スタートアップの皆さんへメッセージがあります。皆さんは、AIが目的を持って初めて最も強力なものになるということを、私たちに示してくれました。グランドファイナルに進むか、ここで旅を続けるかにかかわらず、皆さんの仕事は私たちが共有する未来にとって不可欠です。皆さんは「AI世代」です。皆さんが、これらのツールが人類のために役立つのか、それとも現状を最適化するだけに留まるのかを決定づけることになります。それが再生的であるかどうかも、皆さんが決めることです。
しかし本日は、本日のミッションに深く共鳴したソリューションを示してくれた、1つのチームを称えなければなりません。最後の引き延ばしをお約束します。それでは大いなる興奮とともに発表します。AI for Good Innovation Factory Türkiyeの優勝者は、RareSumです。おめでとうございます。すべてのスタートアップの皆さんにも、おめでとうございます。
Egemen: 光栄です。本当にありがとうございます。皆さんに発言いただく前に、一言申し上げてもよろしいでしょうか。
Osman Emre Gezerli: どうぞ、お願いします。
Egemen: これまでの2年間、本当に厳しい道のりでした。皆さんのような方々に認められることは常に光栄なことであり、これからも進み続けるモチベーションになります。明日は、DME Awardsでもピッチを行う予定です。そこで欧州最優秀ヘルステックスタートアップ賞を獲得できることも願っています。7月にスイスで開催されるAI for Goodイニシアチブで、Türkiyを代表できることを大変嬉しく思います。ご支援に心から感謝申し上げます。

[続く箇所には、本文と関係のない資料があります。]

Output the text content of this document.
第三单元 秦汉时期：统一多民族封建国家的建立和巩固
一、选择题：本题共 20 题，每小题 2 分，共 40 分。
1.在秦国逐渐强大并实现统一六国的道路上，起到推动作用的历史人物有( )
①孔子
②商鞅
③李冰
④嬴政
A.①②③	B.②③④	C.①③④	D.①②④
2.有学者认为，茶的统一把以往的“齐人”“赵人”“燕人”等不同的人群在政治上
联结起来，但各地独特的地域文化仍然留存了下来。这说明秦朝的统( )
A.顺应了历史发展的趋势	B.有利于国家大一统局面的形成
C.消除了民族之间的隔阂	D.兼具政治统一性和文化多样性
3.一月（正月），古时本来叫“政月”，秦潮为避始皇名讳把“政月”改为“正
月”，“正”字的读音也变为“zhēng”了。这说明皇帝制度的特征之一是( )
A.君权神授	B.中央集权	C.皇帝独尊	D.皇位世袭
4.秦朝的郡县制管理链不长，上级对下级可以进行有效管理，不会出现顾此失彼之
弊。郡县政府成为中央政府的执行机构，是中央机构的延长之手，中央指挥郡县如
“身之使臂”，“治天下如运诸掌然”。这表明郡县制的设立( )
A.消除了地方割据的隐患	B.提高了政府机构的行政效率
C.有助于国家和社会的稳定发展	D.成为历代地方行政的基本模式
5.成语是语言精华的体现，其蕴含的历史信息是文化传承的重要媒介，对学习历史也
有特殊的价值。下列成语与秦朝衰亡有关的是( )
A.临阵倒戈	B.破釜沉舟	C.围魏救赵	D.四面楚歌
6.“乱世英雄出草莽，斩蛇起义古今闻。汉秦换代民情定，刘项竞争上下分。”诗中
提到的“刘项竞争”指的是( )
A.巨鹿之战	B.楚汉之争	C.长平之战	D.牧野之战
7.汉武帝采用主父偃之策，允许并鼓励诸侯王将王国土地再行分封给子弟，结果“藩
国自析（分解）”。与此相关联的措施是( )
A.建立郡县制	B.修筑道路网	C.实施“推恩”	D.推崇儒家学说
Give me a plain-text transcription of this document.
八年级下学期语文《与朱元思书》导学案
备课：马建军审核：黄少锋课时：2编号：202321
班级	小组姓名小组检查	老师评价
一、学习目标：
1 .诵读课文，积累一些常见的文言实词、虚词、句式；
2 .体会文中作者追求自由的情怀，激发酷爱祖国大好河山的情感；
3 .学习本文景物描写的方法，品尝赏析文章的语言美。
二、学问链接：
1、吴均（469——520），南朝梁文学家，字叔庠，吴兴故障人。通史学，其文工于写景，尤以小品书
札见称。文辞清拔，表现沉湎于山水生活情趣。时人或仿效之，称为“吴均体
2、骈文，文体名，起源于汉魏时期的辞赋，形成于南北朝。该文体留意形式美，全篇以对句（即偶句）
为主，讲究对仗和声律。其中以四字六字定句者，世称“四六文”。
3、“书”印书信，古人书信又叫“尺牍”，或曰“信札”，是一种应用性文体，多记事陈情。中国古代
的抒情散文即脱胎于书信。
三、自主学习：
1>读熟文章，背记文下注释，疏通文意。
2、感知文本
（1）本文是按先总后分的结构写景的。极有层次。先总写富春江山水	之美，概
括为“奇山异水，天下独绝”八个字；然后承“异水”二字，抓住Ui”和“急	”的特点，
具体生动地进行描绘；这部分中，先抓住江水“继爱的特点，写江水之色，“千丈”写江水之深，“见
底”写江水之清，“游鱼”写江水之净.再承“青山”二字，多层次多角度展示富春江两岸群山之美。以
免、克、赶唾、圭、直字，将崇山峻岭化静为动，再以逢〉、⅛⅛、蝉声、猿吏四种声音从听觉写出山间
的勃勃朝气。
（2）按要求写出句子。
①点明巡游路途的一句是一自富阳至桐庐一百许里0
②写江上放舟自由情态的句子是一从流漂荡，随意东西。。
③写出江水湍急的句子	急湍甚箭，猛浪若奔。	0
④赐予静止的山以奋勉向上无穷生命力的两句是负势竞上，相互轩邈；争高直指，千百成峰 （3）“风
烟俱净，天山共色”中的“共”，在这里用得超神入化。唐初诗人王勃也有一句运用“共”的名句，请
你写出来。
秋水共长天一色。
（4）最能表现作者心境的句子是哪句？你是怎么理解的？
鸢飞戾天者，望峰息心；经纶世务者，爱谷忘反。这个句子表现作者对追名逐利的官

Osman Emre Gezerli: まずは目の前の一つの賞ずつですね。改めておめでとうございます。明日も健闘をお祈りしています。
Egemen: ありがとうございます。
Meltem Kudlu: 締めくくる前に、すべての参加者の皆さんに、この素晴らしいプログラムに参加してくださった努力と勇気に対して感謝申し上げます。皆さんの献身とイノベーションこそが、Türkiyの成長するAIエコシステムを支える原動力です。審査員とメンターの皆さまにも、貴重な時間、見識、専門性を共有いただいたことに心から感謝申し上げます。ITUの皆さまには、継続的な信頼と協業に感謝申し上げます。ジュネーブのグランドファイナルでは、私たちが優れた代表者を送り出すことができたと確信しています。Refi Turkeyプログラムを代表して、皆さまにありがとうございました。ジュネーブでお会いできるのを楽しみにしています。
Guillermo Martin: Meltemさん、ありがとうございました。Osmanさん、ありがとうございました。ITU側からもいくつかご挨拶させてください。RareSumさん、この素晴らしい勝利、改めておめでとうございます。Osmanさんの言葉に共鳴したいと思います。AIは、人類に奉仕するという共通の目的を持つ時にこそ意味を成します。私たちはAI世代であり、AIがグローバル課題の解決を支援することを確実にする、まさにその機会を手にしています。Innovation Factoryの核心的なミッションは、世界中の起業家がソリューションをグローバル展開しグローバル課題解決の前進を加速できるよう支援することにあります。本日Türkiyでこれを実現してくださったAkbank Labに改めて感謝申し上げます。Türkiyの若い起業家たちがしっかりと代表され、グローバルな舞台で輝く機会を持てるように、これからも尽力してまいります。